Зарандиа ушел, а мной овладело чувство, будто, вернувшись со званого обеда, я вдруг обнаружил, что при мне нет то ли табакерки, то ли пенсне, то ли трости, — я пытаюсь вспомнить, шарю по углам, по карманам, а вспомнить не могу. Что-то я хотел спросить у Зарандиа, но так и не спросил… Но что? Что? Я должен был вспомнить — и действительно вспомнил. Зарандиа сказал о деле Спадовского: «Это наводит на серьезные размышления». Я упустил уточнить, что он подразумевал при этом. Много позже, благодаря тому же Зарандиа, мучивший меня вопрос всплыл снова, но об этом — в другой раз.
БЕКАР ДЖЕЙРАНАШВИЛИ
Тихо-тихо, но так обложили, что и уголка не осталось для меня ни в Кахетии, ни в Кизики. Слухи пораспускали… Послушаешь — самому страшно. Деваться некуда, надо уходить. Раздобыл бумажку, будто я панкисский кистин, и подался в Картли. В верхней Картли дремучие леса. Купил доброго коня и пошел трелевать бревна для шпал. В те времена все шпалы от Тифлиса до Батуми были дубовые. Вот для этих самых шпал мы дуб и трелевали.
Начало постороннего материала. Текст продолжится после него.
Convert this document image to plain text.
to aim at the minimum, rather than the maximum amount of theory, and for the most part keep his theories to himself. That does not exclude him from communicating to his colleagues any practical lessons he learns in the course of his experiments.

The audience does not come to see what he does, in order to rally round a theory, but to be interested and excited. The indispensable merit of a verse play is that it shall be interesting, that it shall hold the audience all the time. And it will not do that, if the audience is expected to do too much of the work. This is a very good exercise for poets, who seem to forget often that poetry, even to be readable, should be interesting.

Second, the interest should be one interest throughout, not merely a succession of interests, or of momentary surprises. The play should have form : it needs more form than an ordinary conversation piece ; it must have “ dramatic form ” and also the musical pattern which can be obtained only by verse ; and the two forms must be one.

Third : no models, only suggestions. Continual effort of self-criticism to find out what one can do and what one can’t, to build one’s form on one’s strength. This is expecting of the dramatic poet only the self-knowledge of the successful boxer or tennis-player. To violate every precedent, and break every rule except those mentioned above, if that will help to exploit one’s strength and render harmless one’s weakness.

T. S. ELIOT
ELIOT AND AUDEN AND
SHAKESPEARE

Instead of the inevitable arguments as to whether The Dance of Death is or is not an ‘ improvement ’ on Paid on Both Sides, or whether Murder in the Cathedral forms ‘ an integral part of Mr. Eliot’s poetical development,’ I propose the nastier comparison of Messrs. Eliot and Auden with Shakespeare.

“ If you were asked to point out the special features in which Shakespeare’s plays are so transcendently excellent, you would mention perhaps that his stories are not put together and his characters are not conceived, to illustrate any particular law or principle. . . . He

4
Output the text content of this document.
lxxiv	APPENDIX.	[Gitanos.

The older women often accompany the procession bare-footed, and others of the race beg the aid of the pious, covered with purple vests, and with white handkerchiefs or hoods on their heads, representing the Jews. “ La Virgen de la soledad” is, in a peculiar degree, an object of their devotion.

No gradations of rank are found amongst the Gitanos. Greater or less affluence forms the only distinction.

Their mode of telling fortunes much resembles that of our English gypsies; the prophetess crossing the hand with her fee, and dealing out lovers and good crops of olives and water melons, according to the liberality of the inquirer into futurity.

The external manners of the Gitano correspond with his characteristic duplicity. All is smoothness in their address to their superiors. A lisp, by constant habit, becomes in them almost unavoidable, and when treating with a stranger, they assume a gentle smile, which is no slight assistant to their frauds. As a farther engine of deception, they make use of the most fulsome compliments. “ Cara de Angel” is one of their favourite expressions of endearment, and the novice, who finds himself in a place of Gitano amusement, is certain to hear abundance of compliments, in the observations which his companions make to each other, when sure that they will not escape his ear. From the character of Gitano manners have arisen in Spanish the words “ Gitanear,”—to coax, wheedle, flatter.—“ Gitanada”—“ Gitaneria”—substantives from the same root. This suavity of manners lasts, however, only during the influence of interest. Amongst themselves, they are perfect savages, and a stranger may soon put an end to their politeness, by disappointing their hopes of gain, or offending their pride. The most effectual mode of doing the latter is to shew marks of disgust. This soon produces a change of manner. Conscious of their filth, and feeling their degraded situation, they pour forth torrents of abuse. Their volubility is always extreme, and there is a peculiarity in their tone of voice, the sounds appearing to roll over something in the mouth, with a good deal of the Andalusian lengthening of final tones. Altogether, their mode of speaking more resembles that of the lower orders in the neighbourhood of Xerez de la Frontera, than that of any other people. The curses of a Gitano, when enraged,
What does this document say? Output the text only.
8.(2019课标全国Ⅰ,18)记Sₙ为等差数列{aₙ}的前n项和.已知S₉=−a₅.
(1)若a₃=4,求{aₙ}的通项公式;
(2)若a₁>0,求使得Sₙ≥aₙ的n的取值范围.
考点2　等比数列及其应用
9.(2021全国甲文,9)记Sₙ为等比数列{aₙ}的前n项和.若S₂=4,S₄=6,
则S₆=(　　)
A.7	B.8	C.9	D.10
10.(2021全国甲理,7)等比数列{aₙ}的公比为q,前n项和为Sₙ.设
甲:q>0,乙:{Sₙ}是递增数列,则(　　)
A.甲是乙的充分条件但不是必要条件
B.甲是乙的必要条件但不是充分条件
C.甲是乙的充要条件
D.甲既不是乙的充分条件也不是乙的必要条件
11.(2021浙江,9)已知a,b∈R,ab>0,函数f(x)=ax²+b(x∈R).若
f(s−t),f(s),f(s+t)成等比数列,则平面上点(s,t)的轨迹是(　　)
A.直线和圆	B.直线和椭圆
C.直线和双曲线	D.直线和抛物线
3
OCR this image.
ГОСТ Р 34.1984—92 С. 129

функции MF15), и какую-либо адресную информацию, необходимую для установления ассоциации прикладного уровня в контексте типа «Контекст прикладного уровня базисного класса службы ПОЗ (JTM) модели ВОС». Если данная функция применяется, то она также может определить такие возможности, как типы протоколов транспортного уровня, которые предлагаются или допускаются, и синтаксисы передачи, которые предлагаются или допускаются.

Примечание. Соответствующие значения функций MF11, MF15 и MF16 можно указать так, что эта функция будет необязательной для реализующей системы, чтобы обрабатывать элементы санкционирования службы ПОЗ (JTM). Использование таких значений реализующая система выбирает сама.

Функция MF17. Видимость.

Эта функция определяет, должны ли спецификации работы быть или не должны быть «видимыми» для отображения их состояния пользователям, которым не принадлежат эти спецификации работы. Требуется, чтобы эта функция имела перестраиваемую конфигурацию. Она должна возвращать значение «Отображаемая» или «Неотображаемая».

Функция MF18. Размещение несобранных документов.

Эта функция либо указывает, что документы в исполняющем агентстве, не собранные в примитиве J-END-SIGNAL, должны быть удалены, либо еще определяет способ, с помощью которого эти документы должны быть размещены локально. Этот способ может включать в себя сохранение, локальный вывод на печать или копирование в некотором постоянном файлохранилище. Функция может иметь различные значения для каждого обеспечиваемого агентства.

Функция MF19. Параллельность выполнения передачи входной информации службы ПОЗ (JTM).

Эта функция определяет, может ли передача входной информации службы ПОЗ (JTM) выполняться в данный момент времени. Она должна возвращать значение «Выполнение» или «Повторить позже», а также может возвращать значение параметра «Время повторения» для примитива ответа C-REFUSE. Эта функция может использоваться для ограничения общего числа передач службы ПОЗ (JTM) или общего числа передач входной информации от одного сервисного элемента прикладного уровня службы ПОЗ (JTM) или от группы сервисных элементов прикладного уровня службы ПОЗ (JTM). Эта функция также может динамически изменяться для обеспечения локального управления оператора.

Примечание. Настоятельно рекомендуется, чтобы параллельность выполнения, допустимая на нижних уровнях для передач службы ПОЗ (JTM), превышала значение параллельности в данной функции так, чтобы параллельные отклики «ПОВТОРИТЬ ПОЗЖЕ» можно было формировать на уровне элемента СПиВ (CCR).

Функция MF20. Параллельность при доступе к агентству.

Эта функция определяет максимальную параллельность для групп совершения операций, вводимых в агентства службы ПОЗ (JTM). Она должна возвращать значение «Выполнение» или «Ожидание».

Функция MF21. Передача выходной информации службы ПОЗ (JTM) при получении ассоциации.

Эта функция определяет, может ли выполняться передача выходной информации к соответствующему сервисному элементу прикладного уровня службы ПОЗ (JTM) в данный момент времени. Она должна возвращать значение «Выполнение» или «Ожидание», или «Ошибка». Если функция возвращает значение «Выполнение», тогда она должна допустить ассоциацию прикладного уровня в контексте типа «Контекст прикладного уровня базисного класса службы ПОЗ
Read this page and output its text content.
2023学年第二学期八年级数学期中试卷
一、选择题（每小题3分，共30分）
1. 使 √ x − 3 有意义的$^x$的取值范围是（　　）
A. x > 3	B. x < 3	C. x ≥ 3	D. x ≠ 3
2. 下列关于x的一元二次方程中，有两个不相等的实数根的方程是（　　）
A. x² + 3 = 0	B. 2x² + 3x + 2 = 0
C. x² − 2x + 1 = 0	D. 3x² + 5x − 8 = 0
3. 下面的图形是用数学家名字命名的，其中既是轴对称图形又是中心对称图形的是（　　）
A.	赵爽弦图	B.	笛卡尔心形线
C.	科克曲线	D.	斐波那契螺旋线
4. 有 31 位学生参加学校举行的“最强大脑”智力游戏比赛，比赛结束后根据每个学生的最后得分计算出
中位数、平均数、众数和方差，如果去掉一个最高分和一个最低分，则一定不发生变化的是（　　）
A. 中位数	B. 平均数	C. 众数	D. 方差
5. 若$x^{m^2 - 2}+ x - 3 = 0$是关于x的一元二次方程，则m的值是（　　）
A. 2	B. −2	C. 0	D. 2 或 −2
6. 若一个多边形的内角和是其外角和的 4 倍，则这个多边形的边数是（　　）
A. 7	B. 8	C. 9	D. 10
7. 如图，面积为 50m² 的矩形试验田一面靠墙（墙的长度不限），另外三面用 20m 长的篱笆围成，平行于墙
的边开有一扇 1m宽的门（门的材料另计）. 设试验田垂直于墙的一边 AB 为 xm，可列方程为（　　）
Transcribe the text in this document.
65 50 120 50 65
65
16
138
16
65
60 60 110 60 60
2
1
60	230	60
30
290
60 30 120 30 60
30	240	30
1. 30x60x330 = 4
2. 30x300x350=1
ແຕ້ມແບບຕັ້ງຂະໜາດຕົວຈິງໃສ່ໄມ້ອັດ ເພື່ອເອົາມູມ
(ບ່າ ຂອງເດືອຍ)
Таскаю дуб месяц, другой, третий. Никому и в голову не приходит, что я абраг, платят сносно, да уж больно одно с другим не вяжется — Бекар Джейранашвили и мотыга или Бекар Джейранашвили или какая-то там волокушка для бревен! Мне девятнадцати не было, когда я подался в абраги. Одиннадцать лет только и знал, что бродить по лесам и долам. Работать для меня — ну совсем невмоготу. Отвык! Бросить к черту эту трелевку?.. А куда пойдешь? Тут случай подвернулся — я и ушел в Мегрелию. Но сперва расскажу, что за случай.
В тех местах, где я трелевал, было имение князя Ами-лахвари. В управляющих у него служил некий Шалибашвили, звали его все Никой. Поговаривали, что спутался, мол, он с одной осетинкой, вдовой грузина. Назначил он ей как-то свидание в ростомашвилевских хлевах. Лежат они себе или еще чем занимаются — врываются трое, вооружены до зубов. Шалибашвили связали по рукам и ногам и привязали к столбу, а бабу повалили и на глазах у него изнасиловали. Тот, что был у них за главного, говорит: «Я — Дата Туташхиа. Будешь про свои дела рассказывать, и про мои не забудь». Повернулись и поминай, как звали.
Имя Даты Туташхиа тогда у всех с языка не сходило. Людей — хлебом не корми, дай посудачить. Услышат на копейку, а наплетут — не расхлебаешь. Ну, а мне что делать? Я человек пришлый, откуда меня бог принес — никто не знает, из-под дубовых бревнышек нос не высовываю. Прикажете рассказывать всякому встречному-поперечному, что мы с Датой Туташхиа побратимы сколько лет… и такого за ним в жизни не водилось и водиться не будет? Да и без этого — какая муха его укусила, чтобы переть из Мегрелии в Картли из-за паршивой потаскушки Шалибаш-вили? Ну, расскажи я все это — кто слушать станет? Людям пустой слушок любой правды дороже.